Tiago propositadamente colocou juntas duas pessoas tão diferentes em caráter e origem para mostrar claramente que ninguém, seja qual for sua condição, nação, classe ou posição social, jamais teve fé verdadeira sem resultados. O que há de semelhança com Abraão é o fato de que Raabe também foi justificada por obras. Abraão é conhecido como o pai da fé e da nação judaica. Raabe, por outro lado, era gentia e pecadora. Mesmo assim, os dois tiveram uma fé que produziu resultados. 

A obra específica a que Tiago se refere é o fato de Raabe acolher os emissários de Josué, os espias que vieram olhar a cidade de Jericó, de escondê-los dos soldados da cidade e afinal fazê-los partir por outro caminho, pela janela e não pela porta, salvando-os da morte (Js. 2.1-24; 6.22-25). À semelhança de Abraão, a obra de Raabe resume-se num ato de obediência e temor a Deus, como reflexo da fé que ela possui no Deus dos hebreus. Ela é justificada no sentido de demonstrar, por essa atitude em que arrisca a própria vida, que sua confiança no Deus de Israel é genuína e completa. Assim, conclui Tiago, a fé se mostra pelas obras, e as obras completam a fé.

Tiago conclui, então, sua tese, dizendo no verso 26: “Porque, assim como o corpo sem espírito é morto, assim também a fé sem obras é morta”. Em sua comparação, fé sem obras é como um corpo sem espírito: ambos estão mortos! Ele já havia se referido à fé sem obras como “morta”, no verso 17. Agora a figura vai um pouco mais além, pois a causa da morte é a ausência do fôlego de vida.
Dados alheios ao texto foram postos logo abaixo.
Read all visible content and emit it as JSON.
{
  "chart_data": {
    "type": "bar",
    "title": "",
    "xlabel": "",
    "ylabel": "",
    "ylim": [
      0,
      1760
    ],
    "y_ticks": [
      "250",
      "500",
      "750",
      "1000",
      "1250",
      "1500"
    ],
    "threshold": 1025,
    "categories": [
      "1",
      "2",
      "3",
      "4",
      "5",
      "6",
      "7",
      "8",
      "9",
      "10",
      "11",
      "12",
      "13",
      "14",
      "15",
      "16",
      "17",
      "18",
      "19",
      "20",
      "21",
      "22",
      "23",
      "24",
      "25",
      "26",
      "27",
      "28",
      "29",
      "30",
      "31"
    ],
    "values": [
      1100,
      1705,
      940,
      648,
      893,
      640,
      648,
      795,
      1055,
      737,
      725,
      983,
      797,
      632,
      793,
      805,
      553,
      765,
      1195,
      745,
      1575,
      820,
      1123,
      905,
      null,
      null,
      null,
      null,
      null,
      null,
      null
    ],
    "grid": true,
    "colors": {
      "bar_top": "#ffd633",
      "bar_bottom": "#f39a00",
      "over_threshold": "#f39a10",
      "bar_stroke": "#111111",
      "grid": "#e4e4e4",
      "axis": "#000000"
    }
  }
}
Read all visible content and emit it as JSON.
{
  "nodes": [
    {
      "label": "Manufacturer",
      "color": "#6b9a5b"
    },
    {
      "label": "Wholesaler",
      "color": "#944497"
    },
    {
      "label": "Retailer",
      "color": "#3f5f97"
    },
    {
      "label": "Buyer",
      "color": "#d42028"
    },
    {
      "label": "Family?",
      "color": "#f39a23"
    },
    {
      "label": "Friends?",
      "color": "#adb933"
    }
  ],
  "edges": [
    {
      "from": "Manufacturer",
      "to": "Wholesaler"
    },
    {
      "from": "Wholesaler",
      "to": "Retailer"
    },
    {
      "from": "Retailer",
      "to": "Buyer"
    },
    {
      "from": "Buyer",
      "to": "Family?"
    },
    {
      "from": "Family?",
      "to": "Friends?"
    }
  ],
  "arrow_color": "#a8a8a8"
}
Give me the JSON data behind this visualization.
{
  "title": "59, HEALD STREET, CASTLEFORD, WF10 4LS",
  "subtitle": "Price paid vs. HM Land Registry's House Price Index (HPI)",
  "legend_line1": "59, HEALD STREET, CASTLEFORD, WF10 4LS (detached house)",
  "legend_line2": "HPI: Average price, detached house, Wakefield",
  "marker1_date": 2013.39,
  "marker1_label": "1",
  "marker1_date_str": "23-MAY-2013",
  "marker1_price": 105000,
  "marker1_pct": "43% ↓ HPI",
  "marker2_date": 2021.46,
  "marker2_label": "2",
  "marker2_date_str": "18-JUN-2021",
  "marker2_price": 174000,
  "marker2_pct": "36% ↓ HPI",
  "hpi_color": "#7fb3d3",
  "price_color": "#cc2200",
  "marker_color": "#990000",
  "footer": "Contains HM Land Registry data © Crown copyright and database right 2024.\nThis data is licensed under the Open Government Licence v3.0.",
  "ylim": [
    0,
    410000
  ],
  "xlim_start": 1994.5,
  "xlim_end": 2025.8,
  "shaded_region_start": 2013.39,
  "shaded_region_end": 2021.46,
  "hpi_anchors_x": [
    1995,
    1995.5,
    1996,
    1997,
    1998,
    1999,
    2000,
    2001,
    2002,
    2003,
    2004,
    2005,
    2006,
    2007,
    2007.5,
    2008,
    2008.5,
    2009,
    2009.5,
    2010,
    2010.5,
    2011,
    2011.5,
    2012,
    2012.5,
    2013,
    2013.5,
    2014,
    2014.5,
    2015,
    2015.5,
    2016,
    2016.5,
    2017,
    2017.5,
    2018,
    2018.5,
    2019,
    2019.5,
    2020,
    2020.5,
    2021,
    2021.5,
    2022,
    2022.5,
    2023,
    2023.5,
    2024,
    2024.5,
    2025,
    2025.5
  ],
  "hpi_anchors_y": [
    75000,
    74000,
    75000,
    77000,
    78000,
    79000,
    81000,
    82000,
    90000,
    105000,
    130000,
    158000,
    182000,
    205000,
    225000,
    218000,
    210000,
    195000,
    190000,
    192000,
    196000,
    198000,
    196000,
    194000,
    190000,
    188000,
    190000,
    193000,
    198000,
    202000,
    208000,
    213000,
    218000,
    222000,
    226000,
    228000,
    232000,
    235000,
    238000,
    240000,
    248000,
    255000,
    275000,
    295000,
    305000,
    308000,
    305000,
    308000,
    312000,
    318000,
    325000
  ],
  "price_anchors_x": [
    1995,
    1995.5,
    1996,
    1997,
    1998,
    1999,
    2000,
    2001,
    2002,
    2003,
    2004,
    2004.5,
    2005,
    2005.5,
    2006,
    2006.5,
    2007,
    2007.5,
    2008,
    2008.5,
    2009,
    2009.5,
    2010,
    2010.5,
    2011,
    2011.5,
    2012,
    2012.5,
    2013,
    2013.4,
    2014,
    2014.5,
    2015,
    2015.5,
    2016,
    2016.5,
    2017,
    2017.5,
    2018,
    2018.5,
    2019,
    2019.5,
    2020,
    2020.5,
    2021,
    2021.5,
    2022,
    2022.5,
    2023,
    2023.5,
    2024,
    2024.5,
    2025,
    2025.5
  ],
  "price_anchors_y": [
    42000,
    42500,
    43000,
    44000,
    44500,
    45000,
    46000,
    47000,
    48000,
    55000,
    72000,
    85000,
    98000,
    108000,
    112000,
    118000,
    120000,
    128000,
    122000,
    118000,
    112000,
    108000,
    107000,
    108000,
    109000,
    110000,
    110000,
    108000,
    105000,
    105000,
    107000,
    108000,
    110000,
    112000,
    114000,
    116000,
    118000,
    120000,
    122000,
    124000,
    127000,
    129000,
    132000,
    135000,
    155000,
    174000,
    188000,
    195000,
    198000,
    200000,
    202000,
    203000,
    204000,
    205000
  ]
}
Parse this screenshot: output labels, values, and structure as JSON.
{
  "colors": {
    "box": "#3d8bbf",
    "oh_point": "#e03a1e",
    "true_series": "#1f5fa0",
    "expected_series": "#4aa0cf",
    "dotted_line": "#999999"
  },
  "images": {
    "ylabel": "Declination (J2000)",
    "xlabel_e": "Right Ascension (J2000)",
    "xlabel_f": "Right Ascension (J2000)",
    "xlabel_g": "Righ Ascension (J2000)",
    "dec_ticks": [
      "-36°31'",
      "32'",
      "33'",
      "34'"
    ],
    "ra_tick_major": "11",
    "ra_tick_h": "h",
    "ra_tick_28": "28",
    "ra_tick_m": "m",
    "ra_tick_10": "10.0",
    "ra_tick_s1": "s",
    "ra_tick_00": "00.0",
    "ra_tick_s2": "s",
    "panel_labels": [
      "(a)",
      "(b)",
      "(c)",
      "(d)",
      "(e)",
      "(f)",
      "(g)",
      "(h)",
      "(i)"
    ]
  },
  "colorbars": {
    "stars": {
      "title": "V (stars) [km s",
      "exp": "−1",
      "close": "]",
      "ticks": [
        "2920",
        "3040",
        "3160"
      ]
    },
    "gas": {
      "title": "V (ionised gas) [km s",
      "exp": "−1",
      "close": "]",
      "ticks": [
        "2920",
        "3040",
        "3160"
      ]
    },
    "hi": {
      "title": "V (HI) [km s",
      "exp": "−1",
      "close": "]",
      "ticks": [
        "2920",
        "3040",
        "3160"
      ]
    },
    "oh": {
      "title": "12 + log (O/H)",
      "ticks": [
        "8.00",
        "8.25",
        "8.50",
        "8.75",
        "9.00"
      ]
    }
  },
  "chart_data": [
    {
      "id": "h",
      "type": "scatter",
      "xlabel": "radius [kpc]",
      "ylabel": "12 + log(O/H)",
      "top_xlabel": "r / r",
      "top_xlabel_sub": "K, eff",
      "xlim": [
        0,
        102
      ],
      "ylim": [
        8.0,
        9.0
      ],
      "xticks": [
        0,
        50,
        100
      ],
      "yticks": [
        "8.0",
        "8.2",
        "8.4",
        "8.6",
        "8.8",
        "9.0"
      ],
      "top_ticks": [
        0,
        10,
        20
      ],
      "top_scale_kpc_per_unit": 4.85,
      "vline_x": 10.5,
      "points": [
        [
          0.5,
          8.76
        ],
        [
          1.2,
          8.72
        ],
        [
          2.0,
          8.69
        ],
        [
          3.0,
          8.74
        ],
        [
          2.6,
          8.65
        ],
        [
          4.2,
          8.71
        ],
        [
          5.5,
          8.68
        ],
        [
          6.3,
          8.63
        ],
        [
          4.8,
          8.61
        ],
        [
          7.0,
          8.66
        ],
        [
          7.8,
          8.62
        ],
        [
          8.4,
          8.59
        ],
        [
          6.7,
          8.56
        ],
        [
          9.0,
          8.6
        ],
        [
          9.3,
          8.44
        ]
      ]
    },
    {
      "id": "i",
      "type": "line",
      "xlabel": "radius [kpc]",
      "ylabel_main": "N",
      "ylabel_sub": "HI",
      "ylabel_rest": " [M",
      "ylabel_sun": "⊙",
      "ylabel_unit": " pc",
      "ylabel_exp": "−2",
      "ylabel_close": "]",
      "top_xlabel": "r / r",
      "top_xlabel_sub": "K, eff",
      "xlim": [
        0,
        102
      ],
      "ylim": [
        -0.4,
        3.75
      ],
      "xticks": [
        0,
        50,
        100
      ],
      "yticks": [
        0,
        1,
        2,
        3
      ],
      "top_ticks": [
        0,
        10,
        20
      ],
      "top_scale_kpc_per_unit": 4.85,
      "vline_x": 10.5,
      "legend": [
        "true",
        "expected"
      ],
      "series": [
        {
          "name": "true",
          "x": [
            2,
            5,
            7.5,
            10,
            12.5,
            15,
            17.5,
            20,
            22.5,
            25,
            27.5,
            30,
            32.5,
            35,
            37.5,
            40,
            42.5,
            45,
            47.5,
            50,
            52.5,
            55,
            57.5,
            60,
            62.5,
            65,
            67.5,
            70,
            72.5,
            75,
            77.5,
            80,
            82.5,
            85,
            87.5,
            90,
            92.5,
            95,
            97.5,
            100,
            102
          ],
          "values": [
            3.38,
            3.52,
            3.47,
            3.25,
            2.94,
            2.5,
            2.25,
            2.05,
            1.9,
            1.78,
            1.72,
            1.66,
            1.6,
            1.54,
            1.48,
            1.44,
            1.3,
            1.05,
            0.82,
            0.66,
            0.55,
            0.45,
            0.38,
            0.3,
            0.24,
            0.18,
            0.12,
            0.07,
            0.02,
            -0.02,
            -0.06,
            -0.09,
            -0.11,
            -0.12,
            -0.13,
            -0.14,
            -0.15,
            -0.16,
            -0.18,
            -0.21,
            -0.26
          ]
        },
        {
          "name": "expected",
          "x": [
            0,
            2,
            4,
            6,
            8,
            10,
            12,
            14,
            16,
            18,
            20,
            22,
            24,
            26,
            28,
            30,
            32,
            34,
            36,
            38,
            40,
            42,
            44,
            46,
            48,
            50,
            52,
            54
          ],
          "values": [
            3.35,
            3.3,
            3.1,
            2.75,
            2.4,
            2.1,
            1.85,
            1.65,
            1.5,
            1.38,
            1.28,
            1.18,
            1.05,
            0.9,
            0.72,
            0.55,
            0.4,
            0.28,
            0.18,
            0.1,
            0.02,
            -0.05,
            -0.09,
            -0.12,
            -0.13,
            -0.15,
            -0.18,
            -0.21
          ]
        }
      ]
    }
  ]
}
A fé é dita “morta”, pois, à semelhança do cadáver, é inoperante. Não age, não se movimenta. Podemos perceber que um corpo está morto pela ausência de respiração. Da mesma forma, a fé morta se evidencia pela falta de obras. Ela é um cadáver. O ponto de Tiago aqui é que corpo e espírito andam juntos. O corpo precisa do espírito. Da mesma sorte, fé e obras andam juntas. Quando fé e obras estão juntas, temos vida.

 

CONCLUSÃO

A fé útil, na visão de Tiago, é a que demonstra a sua existência na obediência. O apóstolo Paulo diz que somos destinados para as boas obras (Efésios 2:10). A salvação é somente pela fé, mas por uma fé que não está só. Uma fé viva se expressa por obras. Olhamos para uma vida de fé na qual as obras não são presentes. Tudo está certo, tudo está nos seus devidos lugares, mas ela é tão viva quanto um cadáver. Ou seja, está morta. Crer e não agir é ser como um defunto espiritual, como um corpo sem vida.